Flowers, Feathers, and Fedoras

Dec 19, 2018 | 2 comments

You seldom see umbrellas here on the Peninsula.  It’s just a fact of life.  On the days when you’d really need one, the rain is coming sideways and the winds would blow any self-respecting bumbershoot inside out in a trice.  Or more likely, right out of your hand and down the road. We who live here are at two (or maybe three or four) with umbrellas.

I think it’s always been that way here at the beach. But it’s not necessarily a northwest thing.  Nyel says that when he first arrived at the ‘U’ in the early sixties, one of the things he noticed was that everybody on campus carried an umbrella.  So why there and not here?  And why in my girlhood did my mother carry an umbrella in California but not when we were in Oysterville, even in the wintertime.

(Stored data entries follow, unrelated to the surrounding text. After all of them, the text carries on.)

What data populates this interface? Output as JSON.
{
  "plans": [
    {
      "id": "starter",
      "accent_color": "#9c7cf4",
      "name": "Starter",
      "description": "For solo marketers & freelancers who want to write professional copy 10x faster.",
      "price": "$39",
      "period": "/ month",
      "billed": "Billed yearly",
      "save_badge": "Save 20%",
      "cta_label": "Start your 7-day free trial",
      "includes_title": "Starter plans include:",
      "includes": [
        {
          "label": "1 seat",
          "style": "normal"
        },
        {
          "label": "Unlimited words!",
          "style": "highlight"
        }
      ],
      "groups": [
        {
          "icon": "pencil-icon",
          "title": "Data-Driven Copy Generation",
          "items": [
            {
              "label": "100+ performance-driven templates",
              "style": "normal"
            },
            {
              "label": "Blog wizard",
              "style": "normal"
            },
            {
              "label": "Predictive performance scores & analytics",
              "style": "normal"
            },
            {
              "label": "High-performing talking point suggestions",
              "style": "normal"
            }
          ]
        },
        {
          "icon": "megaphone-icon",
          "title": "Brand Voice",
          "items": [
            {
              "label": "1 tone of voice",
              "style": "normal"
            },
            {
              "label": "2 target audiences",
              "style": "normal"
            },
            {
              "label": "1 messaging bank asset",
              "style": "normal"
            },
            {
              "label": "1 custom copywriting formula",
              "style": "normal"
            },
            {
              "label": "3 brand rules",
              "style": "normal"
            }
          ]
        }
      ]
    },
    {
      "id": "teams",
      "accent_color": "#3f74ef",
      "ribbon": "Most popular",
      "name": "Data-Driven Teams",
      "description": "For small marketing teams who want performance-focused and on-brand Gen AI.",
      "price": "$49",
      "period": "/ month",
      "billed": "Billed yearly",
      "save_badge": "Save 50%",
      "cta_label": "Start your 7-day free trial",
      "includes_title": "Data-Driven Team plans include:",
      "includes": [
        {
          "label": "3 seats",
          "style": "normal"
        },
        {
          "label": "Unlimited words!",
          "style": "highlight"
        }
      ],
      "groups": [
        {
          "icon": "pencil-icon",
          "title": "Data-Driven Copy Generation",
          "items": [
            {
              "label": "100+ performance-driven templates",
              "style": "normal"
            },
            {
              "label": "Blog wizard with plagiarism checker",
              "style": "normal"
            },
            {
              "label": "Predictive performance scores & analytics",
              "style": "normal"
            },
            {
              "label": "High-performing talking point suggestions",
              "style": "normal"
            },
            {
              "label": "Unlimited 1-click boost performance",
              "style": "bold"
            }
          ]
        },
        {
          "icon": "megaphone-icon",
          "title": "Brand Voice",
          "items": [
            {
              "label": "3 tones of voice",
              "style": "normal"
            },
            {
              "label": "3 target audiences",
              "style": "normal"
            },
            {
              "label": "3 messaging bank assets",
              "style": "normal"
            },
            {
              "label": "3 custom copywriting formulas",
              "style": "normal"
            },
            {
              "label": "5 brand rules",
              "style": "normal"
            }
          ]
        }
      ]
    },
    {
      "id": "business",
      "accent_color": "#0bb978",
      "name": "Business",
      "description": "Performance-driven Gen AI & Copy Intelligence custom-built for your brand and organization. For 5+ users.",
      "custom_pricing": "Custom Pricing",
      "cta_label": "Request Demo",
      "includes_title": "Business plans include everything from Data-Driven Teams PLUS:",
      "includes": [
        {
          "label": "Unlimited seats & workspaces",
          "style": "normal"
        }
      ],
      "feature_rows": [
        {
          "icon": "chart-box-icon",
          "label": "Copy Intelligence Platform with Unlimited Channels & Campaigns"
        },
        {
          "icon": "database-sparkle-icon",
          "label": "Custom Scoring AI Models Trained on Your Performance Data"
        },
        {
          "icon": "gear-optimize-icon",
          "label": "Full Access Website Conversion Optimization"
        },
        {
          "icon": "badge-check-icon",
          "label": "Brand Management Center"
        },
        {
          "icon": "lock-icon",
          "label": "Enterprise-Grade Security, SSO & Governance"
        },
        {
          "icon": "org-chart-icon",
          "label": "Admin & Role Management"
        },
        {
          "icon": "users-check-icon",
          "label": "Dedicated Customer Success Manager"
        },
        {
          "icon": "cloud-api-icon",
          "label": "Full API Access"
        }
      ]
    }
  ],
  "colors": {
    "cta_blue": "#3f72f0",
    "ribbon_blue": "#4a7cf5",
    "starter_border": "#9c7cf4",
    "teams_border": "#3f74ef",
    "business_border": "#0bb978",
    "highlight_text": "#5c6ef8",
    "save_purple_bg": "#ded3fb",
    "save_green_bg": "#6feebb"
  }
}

I have been pondering these somewhat drippy thoughts intermittently (like the rain these last few days) since the phone call I received asking about a golf umbrella left in the vestibule of the church.  “My husband used it the day of the Christmas Program to help people get into the church without getting drenched,” the caller said.

I knew exactly what she meant.  The gutter over the small porch roof has given way and the raindrops line up there so that they can rush in torrents down your neck as you enter the church.  It’s a problem that’s being taken care of but, in the meantime… an umbrella is the only answer.  On Sunday afternoon the man with the golf umbrella (like the doorman at a fancy hotel) helped many of us arrive at the program comfortably dry.  A hero with a golf umbrella at the Oysterville Christmas Program!  Who’d a thunk it?

I wonder if the use of umbrellas is dependent upon how we are dressed.  I don’t remember my mother wearing fancy hats with feathers and flowers here in Oysterville when we came for visits.  She left those “dress-for-the-city” outfits (including hats) behind right along with her umbrella when she came here during vacations.  No feathering or flowering headwear to protect.  And, in the London of my younger days, when every businessman wore a fedora or a bowler, an umbrella was insurance against having to take the hat for re-blocking at the haberdashery.  But are bowlers and brollies still de rigueur on Fleet Street?

Here, where slickers and sou’westers were the uniform-of-the-day, maybe umbrellas weren’t considered necessary.  And nowadays, dressing up isn’t likely to include a fancy chapeau for the ladies or a fedora for the men.  I wonder how many ‘locals’ even own an umbrella… or, if they do, where and when they last used it.  I’m pretty sure it wasn’t going to the Oysterville Church last Sunday!


  1. Bruce Jones

    My Mom, growing up in Ilwaco, said she was 12 before she learned that rain could fall straight down. She had never seen it do so and never bothered with umbrellas.

  2. Dian Schroeders

    I actually have two umbrellas, one lives in the front foyer closet – the other in the way-back in my car … don’t think either has ever gotten wet. But they remain, each in their place “just in case”.